Ehni was one of 24 New York City fire fighters who attended the ceremony, including New York City Fire Department Battalion Chief
Thomas S. McCarthy, who was Mullan’s captain during the Sept. 11 response.
Several of Mullan’s immediate family members were also in attendance, including sister Kelly Ann, brother Patrick, Patrick’s wife Ann
Marie and son Patrick Jr., and Mrs. Mullan’s godson Frank and his family. Also in attendance were local fire fighters from Newport News,
Fort Eustis and Hampton, Va.; Virginia Delegate David Yancey, and various other local government, civic and community representatives.
In addition to Treacy, featured speakers were Congressman Bobby Scott of Virginia’s Third District and Battalion Chief Thomas S. McCarthy,
who was injured in 9-11 and was Mullan’s captain at the time of the tragedy.
During the ceremony, Mullan’s mother and Treacy unveiled the metal placard mounted just outside the building’s entrance. The placard
reads: “Mullan Hall, named in honor of Michael D. Mullan, Captain, USAR. CPT Michael D. Mullan, USAR, was a decorated U.S. Army Reserve
nurse, an emergency room nurse, and a New York City firefighter, cited for bravery. He died during the Sept. 11, 2001 terrorist attack on
the World Trade Center while rescuing civilians and fellow firefighters trapped inside the adjacent Marriott Hotel.

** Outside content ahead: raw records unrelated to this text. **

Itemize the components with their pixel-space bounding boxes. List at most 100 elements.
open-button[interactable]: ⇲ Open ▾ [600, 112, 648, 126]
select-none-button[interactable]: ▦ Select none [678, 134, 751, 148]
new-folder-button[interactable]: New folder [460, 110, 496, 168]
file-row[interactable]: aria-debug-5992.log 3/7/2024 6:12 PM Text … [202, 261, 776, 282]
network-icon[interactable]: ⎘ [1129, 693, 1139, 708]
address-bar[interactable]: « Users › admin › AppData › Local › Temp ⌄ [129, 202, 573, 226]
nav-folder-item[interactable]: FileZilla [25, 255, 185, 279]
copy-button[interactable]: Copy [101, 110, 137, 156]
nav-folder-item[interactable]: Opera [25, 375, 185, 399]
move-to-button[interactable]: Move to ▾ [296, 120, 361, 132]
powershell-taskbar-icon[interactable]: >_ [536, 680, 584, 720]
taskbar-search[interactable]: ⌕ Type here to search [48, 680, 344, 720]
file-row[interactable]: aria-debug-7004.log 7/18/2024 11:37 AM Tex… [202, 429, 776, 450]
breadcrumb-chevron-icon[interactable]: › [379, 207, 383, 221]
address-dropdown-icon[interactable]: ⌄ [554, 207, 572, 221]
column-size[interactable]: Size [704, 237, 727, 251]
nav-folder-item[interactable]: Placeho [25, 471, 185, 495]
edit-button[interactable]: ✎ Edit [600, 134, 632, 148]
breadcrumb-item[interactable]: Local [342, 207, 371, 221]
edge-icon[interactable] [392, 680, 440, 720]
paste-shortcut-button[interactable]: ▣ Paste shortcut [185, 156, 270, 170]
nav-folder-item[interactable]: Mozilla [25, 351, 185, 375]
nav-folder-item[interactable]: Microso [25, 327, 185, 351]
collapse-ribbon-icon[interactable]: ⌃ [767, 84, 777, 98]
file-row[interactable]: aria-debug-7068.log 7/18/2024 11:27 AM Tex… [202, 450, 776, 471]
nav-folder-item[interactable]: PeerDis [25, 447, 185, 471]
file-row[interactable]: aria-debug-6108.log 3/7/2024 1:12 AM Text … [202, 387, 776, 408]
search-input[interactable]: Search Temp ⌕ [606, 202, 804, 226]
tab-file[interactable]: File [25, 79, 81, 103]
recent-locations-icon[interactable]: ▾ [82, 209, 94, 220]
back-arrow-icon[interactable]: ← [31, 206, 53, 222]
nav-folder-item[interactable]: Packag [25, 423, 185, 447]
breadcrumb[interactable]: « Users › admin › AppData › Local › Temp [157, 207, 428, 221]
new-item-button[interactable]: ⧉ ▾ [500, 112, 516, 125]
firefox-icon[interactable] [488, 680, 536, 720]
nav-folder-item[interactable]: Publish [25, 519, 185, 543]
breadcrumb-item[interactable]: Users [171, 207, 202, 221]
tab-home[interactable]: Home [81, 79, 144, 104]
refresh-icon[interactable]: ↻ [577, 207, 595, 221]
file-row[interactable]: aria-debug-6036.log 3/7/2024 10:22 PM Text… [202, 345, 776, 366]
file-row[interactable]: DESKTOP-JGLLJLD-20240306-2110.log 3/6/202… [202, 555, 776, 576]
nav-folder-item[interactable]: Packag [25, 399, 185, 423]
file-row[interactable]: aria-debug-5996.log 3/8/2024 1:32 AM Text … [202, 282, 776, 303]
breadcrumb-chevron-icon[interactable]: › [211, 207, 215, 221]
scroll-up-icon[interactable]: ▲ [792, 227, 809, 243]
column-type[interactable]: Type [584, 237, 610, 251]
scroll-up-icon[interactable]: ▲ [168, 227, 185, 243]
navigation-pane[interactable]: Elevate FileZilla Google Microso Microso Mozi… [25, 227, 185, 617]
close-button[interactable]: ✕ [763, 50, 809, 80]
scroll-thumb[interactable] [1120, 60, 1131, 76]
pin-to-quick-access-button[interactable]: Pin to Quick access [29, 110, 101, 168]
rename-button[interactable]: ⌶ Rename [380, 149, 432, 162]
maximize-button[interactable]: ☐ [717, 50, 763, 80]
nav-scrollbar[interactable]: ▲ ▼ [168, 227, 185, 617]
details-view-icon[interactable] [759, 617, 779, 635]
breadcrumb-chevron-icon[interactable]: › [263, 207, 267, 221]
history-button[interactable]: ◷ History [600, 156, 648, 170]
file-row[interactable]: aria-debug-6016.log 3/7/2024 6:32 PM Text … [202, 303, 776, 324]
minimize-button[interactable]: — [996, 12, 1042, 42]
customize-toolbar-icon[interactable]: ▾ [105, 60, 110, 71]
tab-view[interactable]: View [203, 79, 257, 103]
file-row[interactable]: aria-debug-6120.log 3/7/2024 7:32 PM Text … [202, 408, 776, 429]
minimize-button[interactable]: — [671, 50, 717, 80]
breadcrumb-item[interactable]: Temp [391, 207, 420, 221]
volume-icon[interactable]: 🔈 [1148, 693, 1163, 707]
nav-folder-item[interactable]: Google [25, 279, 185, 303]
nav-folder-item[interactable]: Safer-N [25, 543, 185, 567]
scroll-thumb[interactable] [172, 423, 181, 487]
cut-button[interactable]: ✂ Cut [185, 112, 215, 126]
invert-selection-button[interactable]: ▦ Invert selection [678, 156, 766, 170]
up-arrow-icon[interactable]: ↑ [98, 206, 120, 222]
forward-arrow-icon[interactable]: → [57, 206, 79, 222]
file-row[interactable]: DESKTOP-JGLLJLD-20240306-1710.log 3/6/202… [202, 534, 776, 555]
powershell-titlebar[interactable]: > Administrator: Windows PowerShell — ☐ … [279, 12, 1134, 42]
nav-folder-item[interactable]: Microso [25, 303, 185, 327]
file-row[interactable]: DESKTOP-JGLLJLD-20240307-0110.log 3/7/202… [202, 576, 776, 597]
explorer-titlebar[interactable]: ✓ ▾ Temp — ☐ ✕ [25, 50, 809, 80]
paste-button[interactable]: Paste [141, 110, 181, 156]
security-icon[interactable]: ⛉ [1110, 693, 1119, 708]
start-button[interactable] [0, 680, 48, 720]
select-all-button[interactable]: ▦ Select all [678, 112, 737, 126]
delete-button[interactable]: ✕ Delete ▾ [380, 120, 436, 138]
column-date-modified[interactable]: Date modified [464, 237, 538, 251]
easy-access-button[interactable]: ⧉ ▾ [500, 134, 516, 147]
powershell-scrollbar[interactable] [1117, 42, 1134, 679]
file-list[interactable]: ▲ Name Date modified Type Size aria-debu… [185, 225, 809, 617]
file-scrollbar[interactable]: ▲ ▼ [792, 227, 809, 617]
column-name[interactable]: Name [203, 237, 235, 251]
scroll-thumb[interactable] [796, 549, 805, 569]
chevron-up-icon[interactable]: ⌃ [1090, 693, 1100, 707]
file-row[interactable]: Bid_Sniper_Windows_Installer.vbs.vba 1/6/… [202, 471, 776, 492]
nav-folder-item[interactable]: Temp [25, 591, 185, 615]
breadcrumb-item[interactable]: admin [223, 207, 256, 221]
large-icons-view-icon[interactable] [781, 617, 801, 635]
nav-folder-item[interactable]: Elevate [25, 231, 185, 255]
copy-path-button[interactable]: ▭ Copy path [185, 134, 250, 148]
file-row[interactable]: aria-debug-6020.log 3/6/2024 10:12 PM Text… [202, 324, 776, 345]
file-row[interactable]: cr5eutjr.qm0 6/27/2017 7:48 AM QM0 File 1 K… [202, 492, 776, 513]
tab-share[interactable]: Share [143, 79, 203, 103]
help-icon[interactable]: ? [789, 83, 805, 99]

As a first responder,
CPT Mullan was committed to saving lives while serving his country as a Warrior Citizen. That core principle is the backbone of Joint Task
Force Civil Support, whose mission was established to save lives and mitigate loss in the event of a chemical, biological, radiological or
nuclear attack on the United States.”
Following the ceremony, the Mullan family, firefighters and other attendees attended a cake cutting ceremony inside Mullan Hall to
commemorate the dedication. Members of JTF-CS provided building tours to the guests. The JTF-CS lobby is adorned with display cases of
Mullan’s personal belongings, such as his U.S. Army uniform, New York City fire fighter helmet, medals and citations, and a framed collage
featuring photos of Mullan on the job as a firefighter and U.S. Soldier.
“I’m excited that every day when we pass through the lobby of Mullan Hall, we will be reminded of our core values; professionalism,
honor, loyalty, and service before self,” said Treacy. “Today’s dedication highlights the true nature of the JTF-CS mission and how
critical it is to be ready to respond at a moment’s notice.”
JTF-CS is the only standing chemical, biological, radiological, nuclear response joint task force in the U.S. If called upon, JTF-CS
provides command and control of 5,200 federal military forces located at more than 36 locations throughout the U.S. Designed to provide
a life-saving capability within 24 hours of notification, these federal military forces offer various life-saving military assets such
as search and rescue and emergency medical capabilities.
JTF-CS relocated to its current location here from Fort Monroe, Va., last year as part of the 2005 Base Realignment and Closure
Act. The move transitioned JTF-CS from four buildings and about 47,000 square feet of space at Fort Monroe to a single building – Mullan
Hall – which has about 63,000 square feet of space.